He does not have the popularity of billionaire Warren Buffett but his influence is immense: Larry Fink pilots Blackrock, a financial monster of 7.000 billion dollars entrusted by individuals, pension funds or unions.
At 67, this father of three children, still dressed to the nines, wants to use his power to write the breviary of new capitalism while boasting of healing the wounds caused by the old, such as the deepening of social inequalities and the pauperization of the most fragile.
“To prosper over time, any business must not only produce financial results, but also show how it makes a positive contribution to society,” he advocates, in January 2018, in his traditional annual letter to bosses.
On Tuesday, Mr. Fink pledged to make Blackrock a leader in sustainable and responsible investments, in an attempt to respond to criticisms of double play from NGOs.
The progressive image of this important donor of the Democratic Party in the United States contrasts with France, where Blackrock finds himself accused, by opponents of President Macron’s pension reform, of wanting to impose a funded pension scheme.
The categorical and repeated denials of the company, which is not a pension fund and does not offer retirement savings plans, do nothing. BlackRock does not however hesitate to give its analysis on the laws likely to affect the money of its clients, as in this case.
– “Hypocrite” –
Mr. Fink, a partly bald head and thin glasses, has the straightforward talk that sets him apart from other CEOs in Donald Trump’s America, bitterly divided on immigration, guns or climate change.
“Larry Fink is ready to tackle controversial social and political subjects that most of the big bosses want to avoid at all costs,” said Andrew Ross Sorkin, star reporter for the New York Times and CNBC, to AFP.
It doesn’t matter whether the US economy still runs on fossil fuels or whether some of its customers live in regions where climate-skeptics flourish, he recently threatened to oppose directions with little sensitivity to sustainable development. He has the means to be heard: BlackRock is a shareholder of ExxonMobil and Chevron.

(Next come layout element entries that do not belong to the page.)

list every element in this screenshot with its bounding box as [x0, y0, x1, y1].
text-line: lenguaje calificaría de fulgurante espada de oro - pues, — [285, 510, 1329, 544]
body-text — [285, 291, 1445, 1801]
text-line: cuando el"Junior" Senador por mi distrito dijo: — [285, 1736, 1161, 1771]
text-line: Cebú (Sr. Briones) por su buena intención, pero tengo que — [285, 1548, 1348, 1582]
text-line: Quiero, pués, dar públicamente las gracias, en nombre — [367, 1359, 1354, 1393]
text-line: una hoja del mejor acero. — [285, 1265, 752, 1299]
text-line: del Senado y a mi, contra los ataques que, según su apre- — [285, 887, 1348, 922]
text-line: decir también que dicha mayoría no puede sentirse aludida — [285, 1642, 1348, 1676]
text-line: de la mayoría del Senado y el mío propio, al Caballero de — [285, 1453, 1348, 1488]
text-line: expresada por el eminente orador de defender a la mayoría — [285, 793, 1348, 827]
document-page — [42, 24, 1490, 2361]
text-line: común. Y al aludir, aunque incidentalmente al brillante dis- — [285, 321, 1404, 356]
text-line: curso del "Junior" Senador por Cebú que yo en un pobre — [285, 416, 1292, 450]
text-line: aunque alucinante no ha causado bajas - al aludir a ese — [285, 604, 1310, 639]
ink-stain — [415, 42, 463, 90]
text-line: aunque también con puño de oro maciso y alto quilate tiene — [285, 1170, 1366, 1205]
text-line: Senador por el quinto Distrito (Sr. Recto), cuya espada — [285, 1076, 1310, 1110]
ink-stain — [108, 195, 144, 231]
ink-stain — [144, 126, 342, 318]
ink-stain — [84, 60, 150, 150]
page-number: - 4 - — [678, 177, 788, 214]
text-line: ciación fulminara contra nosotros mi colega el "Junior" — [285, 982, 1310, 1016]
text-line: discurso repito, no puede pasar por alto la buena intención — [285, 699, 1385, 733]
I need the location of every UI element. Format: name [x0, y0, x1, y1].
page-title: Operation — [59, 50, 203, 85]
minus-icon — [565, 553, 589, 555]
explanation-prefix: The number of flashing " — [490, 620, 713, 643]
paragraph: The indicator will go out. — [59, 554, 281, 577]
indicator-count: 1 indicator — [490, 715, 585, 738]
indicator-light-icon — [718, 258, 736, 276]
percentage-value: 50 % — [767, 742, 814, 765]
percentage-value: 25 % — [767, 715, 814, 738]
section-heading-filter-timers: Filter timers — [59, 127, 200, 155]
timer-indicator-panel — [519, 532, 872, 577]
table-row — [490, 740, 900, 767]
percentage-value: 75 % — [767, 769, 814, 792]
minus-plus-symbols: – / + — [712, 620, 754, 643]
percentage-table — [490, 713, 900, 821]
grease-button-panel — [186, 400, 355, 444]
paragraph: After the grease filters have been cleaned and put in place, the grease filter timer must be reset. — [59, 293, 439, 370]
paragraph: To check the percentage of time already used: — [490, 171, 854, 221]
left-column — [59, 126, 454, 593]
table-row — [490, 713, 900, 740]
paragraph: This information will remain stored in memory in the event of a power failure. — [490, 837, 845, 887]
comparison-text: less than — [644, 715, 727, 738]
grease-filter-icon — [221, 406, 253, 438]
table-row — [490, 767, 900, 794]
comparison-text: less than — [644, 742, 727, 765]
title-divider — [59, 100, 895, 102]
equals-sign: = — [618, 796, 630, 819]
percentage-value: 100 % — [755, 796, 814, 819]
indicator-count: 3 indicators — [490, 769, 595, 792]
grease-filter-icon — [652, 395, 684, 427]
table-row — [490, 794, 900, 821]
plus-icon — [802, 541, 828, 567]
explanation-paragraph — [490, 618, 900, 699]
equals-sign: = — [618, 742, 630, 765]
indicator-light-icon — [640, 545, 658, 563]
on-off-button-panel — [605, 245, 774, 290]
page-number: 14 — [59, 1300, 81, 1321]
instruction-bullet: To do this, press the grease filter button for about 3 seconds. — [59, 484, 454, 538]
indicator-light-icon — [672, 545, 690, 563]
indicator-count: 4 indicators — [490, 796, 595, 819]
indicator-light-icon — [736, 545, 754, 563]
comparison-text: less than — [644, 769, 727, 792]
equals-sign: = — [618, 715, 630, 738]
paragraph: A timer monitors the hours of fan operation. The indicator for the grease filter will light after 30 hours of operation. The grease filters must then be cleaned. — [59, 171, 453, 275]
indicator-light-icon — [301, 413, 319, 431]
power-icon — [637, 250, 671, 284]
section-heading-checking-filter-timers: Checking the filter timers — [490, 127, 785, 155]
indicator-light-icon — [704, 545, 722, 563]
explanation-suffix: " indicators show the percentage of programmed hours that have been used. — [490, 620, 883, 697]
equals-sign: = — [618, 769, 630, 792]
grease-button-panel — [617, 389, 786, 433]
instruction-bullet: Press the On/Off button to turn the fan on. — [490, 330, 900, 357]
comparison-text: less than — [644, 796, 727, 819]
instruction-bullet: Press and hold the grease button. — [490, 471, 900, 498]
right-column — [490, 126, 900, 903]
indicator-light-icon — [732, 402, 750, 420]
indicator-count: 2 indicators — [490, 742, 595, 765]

For billionaire Samuel Zell, Larry Fink is “extraordinarily hypocritical”.
“When you use people’s money to promote a point of view with which they might disagree, it is crossing the red line”, for his part castigates Charles Elson, specialist in governance issues at the University of Delaware.
– De Black Monday à Blackrock –
Larry Fink co-founded BlackRock with another titan of American finance, Stephen Schwarzman, in 1988, almost a year after “Black Monday”, the day of October 19, 1987 when Wall Street collapsed.
The goal is not only to invest other people’s money but to give them sophisticated tools to manage it.
BlackRock has created a risk assessment system called Aladdin, which is thousands of computers that monitor and examine every financial product to determine how it might be affected by events of all kinds.
Seduced, the American authorities will turn to Larry Fink during the 2008 crisis to assess and help administer the toxic assets of companies over which the federal government has taken control.
BlackRock will thus watch over the 130 billion dollars of rotten assets of the bankrupt insurer AIG and the 1,200 billion dollars of financial products backed by mortgages of the mortgage refinancing agencies Fannie Mae and Freddie Mac.
– More powerful than Bolloré –
Larry Fink “is one of the most powerful men on Wall Street,” said William Cohan, a former investment banker. “Imagine when Vincent Bolloré was in the sky. Larry Fink is 100 times more powerful than that”.
“He controls a lot of businesses, a lot of jobs and a lot of businesses,” Cohan says.
BlackRock, which manages $ 7.429 billion in assets, owns shares in all CAC 40 companies.
The CEO of a large American bank told AFP that he could not comment on Larry Fink because he was expected to ask for his support soon in order to keep his post.
Yet Mr. Fink had a long journey through the desert.
Freshly graduated from the University of California (UCLA), he began his career on Wall Street in 1976 at the investment bank First Boston.
He is then responsible for designing the financial products backed by mortgage loans. Legend has it that he developed, with another trader, Lewis Ranieri, the debt securitization market, used by traders to fabricate the subprimes that caused the 2008 financial crisis.
This collector of American popular art then experienced a meteoric rise, but the fall was just as spectacular.
In 1986, he speculated on an interest rate hike, but the reverse happened. The losses are colossal. Fallen out of favor, Mr. Fink left the firm two years later.
This exit is, with the purchase of Lehman Brothers shares, three months before the bank’s resounding bankruptcy, and the bankruptcy in 2010 of a New York residential apartment complex, bought at a high price, one of its most big failures.
Mr. Fink declined AFP’s solicitations but his entourage responded by e-mail and telephone to questions.